Preface
In the world of data, data is categorized as either “big data” or just “data.” This can be problematic since when an organization doesn’t have “big data,” more often than not they do not take time to automate processing their data nor take care in efficiently managing it. On the other hand, an organization may have what they consider “big data” and they spend a significant amount of effort and money managing it, even if there is no clear use-case. Because of this, I think the focus should shift from “big data” to “impactful data.”
What is data?
Before explaining what impactful data is, a quick definition about what is data. As a Data Engineer, to me data is a collection of values to represent a transaction, measurement, or an event along with information to provide context. An example of this could be data coming off sensors placed in a river. The sensor is set to collect measuremetns of pH, Temperature, and Dissolved Oxygen. Each measurement has a time stamp associated with it along with information about when and where the sensor was placed, when it was collected, quality check information about the sensor, etc. For a more detailed definition of data, Wikipedia has a good article around it.
What is impactful data?
To simply put it, impactful data has a clear use-case that can help solve a problem and/or answer a question that will help inform a decision. This could range from being used to create a KPI metric dashboard, data collected in a scientific study, to data that can help drive Government policy. In the absence of a clear use-case, my recommendation would be to document the data and archive it in cheaper object storage, such as AWS S3.

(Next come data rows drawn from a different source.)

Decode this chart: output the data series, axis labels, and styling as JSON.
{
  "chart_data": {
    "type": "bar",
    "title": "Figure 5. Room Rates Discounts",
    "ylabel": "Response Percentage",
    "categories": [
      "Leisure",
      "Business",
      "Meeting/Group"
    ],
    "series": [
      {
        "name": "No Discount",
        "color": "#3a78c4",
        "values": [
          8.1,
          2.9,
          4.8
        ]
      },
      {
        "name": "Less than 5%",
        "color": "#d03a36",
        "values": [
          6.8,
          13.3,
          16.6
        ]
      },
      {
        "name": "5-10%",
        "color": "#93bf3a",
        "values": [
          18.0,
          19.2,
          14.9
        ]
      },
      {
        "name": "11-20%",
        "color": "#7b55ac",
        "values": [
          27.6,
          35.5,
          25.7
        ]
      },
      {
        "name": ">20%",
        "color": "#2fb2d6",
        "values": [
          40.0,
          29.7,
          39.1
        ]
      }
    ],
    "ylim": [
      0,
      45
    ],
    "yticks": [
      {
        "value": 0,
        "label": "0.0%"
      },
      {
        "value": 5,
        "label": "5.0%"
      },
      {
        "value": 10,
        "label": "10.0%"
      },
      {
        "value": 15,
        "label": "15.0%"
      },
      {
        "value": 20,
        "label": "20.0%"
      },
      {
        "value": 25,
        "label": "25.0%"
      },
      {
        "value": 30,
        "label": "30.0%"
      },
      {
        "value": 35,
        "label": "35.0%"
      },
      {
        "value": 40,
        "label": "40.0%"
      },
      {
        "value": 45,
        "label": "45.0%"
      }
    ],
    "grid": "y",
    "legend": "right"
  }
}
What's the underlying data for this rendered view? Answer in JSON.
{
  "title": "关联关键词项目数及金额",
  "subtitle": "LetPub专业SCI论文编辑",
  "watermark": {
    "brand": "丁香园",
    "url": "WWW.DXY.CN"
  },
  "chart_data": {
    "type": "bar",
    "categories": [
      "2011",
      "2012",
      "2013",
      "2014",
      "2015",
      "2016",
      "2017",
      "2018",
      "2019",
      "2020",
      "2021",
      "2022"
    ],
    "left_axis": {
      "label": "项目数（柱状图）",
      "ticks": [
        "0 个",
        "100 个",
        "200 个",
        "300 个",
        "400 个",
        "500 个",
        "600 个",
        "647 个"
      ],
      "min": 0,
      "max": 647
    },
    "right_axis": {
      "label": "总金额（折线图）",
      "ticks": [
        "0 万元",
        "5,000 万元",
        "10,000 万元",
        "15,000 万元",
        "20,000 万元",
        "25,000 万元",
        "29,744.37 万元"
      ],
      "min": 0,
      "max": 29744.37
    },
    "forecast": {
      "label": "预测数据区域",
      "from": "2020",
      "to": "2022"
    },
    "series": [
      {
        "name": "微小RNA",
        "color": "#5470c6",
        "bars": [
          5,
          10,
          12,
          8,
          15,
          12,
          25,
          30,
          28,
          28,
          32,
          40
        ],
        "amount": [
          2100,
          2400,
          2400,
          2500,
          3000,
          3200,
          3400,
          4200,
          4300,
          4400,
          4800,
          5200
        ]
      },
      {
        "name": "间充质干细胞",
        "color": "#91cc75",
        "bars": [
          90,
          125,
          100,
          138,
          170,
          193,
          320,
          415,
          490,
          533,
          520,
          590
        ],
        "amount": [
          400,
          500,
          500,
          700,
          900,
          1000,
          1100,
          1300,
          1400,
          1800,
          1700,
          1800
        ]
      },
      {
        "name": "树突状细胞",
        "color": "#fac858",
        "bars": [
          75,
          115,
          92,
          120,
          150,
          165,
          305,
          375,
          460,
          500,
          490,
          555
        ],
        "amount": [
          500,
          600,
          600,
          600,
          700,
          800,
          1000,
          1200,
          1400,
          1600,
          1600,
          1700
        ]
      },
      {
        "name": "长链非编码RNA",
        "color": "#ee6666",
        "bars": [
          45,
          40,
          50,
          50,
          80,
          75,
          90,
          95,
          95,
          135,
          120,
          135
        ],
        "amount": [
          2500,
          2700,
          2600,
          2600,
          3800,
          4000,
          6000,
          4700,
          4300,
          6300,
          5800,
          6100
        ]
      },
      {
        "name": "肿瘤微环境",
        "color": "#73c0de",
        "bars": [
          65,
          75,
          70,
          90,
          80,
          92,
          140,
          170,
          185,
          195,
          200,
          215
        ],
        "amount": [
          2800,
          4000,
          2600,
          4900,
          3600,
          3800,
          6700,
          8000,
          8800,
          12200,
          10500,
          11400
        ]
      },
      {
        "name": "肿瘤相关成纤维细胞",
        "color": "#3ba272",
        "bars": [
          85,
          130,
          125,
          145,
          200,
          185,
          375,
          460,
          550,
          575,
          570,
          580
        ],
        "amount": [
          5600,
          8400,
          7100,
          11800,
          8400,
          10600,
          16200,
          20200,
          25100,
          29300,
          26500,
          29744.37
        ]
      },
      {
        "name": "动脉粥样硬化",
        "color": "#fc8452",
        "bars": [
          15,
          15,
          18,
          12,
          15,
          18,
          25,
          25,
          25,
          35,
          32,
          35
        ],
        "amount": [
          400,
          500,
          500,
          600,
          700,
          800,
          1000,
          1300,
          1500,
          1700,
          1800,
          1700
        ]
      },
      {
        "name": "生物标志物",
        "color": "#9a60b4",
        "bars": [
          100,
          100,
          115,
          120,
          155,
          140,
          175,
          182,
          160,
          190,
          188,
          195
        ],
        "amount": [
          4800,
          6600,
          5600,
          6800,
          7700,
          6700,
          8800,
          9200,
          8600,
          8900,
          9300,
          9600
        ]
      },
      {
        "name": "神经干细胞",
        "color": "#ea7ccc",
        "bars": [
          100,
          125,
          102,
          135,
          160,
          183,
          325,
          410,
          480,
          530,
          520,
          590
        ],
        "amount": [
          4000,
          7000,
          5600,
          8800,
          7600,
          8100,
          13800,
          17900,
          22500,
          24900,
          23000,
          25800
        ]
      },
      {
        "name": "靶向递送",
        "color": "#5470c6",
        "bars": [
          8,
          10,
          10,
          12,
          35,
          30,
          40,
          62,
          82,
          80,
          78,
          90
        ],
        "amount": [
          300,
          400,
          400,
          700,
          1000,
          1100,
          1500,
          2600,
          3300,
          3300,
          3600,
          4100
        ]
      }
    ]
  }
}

Should you automate processing and management of small volumes of impactful data?
Yes! Regardless of the volume of the impactful data, taking the time to streamline processing and managing the data can have a wide variety of benefits.
Automating Data Processing
Automating data processing reduces the time it takes to gain access to the data and insights from it. It also reduces the amount of potential human error when manually processing data. This could start as a simple Python or R script run locally. As the volume and frequency of data increases, this could evolve into building a Serverless Data Pipeline in AWS using services like AWS Lambda, AWS Step Functions, and/or AWS Fargate. Depending on situation, there are pros and cons between running locally and deploying a data pipeline in a cloud platform. Regardless of the implementation, automating data processing leads to faster access to the data and insights along with less human errors.
Data Management
When does it make sense to build a data warehouse and marts? Well…“it depends.” If you are pulling in data from multiple desperate sources that you need to normalize together into a single harmonized data model, then a data warehouse and curated data marts may be appropriate. If the data is coming from a single source, it may be sufficient to streamline processing it and serving the results up via a Quicksight Dashboard.

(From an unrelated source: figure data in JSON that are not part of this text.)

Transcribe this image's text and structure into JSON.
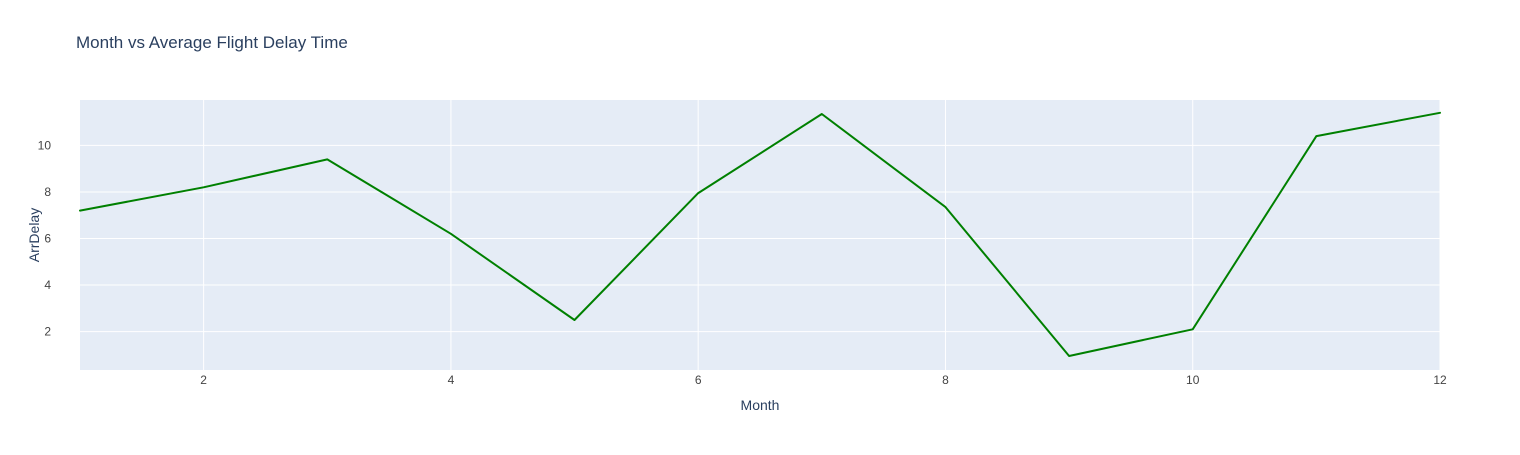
{
  "chart_data": {
    "type": "line",
    "title": "Month vs Average Flight Delay Time",
    "xlabel": "Month",
    "ylabel": "ArrDelay",
    "xlim": [
      1,
      12
    ],
    "ylim": [
      0.35,
      11.95
    ],
    "x_ticks": [
      2,
      4,
      6,
      8,
      10,
      12
    ],
    "y_ticks": [
      2,
      4,
      6,
      8,
      10
    ],
    "grid": true,
    "legend": "none",
    "series": [
      {
        "color": "#008000",
        "x": [
          1,
          2,
          3,
          4,
          5,
          6,
          7,
          8,
          9,
          10,
          11,
          12
        ],
        "y": [
          7.2,
          8.2,
          9.4,
          6.2,
          2.5,
          7.95,
          11.35,
          7.35,
          0.95,
          2.1,
          10.4,
          11.4
        ]
      }
    ]
  },
  "colors": {
    "plot_background": "#e5ecf6",
    "gridline": "#ffffff",
    "text": "#2a3f5f",
    "tick_text": "#444444"
  }
}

When does volume of data matter?
There are some cases where the volume data will matter such as when evaluating a data platform architecture or exploring using Machine Learning to solve a problem.
Evaluating Data Platform Architecture
When building a data platform, it is important to take into consideration the 3 V’s of data (volume, velocity, and variety). This will inform the kinds of technologies a Data Engineer should consider using in order to ensure the data stack can handle the use-case. An example being a data platform to manage terabytes of data, a Data Engineer should consider frameworks that support parallel computing such as Spark with AWS EMR versus if I am managing gigabytes of data where I could use something simpler to use such Lambda functions to process the data and AWS Athena to query the data.

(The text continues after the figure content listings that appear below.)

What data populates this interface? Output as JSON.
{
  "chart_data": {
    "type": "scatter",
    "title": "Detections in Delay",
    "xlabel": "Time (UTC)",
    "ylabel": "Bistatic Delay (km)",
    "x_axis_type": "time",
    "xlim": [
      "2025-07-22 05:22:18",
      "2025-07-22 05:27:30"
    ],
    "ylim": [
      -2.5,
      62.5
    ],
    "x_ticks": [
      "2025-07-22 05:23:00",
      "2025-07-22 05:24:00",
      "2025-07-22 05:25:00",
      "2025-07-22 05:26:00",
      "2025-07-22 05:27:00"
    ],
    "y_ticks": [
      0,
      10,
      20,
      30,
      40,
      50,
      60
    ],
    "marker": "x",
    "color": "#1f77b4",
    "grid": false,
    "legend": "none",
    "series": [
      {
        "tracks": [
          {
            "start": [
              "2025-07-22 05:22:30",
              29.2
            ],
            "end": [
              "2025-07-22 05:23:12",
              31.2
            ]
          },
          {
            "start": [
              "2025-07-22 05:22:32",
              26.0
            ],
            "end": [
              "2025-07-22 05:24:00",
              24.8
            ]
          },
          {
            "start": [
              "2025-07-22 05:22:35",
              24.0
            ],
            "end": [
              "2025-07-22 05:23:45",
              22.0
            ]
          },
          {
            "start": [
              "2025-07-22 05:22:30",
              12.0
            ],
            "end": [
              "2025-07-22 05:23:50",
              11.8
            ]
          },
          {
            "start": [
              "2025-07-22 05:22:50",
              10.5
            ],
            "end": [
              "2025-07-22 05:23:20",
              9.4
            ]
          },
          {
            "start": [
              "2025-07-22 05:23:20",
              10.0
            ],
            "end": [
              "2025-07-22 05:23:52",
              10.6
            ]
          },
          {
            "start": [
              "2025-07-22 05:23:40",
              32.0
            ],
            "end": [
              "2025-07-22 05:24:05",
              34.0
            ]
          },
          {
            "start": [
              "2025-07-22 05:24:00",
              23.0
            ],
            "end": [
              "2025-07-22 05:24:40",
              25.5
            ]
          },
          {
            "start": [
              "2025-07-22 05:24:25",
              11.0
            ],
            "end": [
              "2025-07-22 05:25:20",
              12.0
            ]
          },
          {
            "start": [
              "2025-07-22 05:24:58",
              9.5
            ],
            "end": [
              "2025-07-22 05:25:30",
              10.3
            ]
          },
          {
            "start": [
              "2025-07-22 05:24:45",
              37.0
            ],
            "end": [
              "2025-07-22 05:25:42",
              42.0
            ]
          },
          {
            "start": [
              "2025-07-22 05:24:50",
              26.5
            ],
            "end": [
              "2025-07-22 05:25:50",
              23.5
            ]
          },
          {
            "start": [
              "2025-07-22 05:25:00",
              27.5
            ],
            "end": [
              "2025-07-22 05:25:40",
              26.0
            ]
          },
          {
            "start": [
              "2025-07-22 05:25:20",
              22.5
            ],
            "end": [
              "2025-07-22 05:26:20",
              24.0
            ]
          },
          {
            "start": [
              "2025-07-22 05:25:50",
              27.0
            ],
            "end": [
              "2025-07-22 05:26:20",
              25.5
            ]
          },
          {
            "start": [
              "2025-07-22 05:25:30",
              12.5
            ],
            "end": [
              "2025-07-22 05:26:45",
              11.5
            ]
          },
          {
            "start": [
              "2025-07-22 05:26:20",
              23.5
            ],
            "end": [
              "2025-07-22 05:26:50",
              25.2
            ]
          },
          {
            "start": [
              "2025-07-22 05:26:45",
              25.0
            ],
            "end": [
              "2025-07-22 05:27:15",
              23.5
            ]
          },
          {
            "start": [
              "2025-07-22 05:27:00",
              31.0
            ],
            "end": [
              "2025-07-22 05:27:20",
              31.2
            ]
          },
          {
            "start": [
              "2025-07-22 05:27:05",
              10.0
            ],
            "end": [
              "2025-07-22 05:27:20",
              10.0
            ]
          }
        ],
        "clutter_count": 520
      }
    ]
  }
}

Machine Learning Applications
When Machine Learning came onto the scene, it brought with it the need for large volumes of data in order to have sufficient data to train an algorithm to perform a task such as image classification, natural language processing, etc. In these cases, the larger the training dataset, more often than not the better the trained algorithm will perform. This is of course assuming the training dataset is well suited for the problem to be solved but that would deserve it’s own blog post.
Conclusion
It is important to think critically about the actual value of a dataset over the perceived value. Also, any dataset that is considered valuable, there are numerous benefits to invest time and energy into automating the processing and management of the data. This will help improve data quality and ensure data is accessible in a timely manner.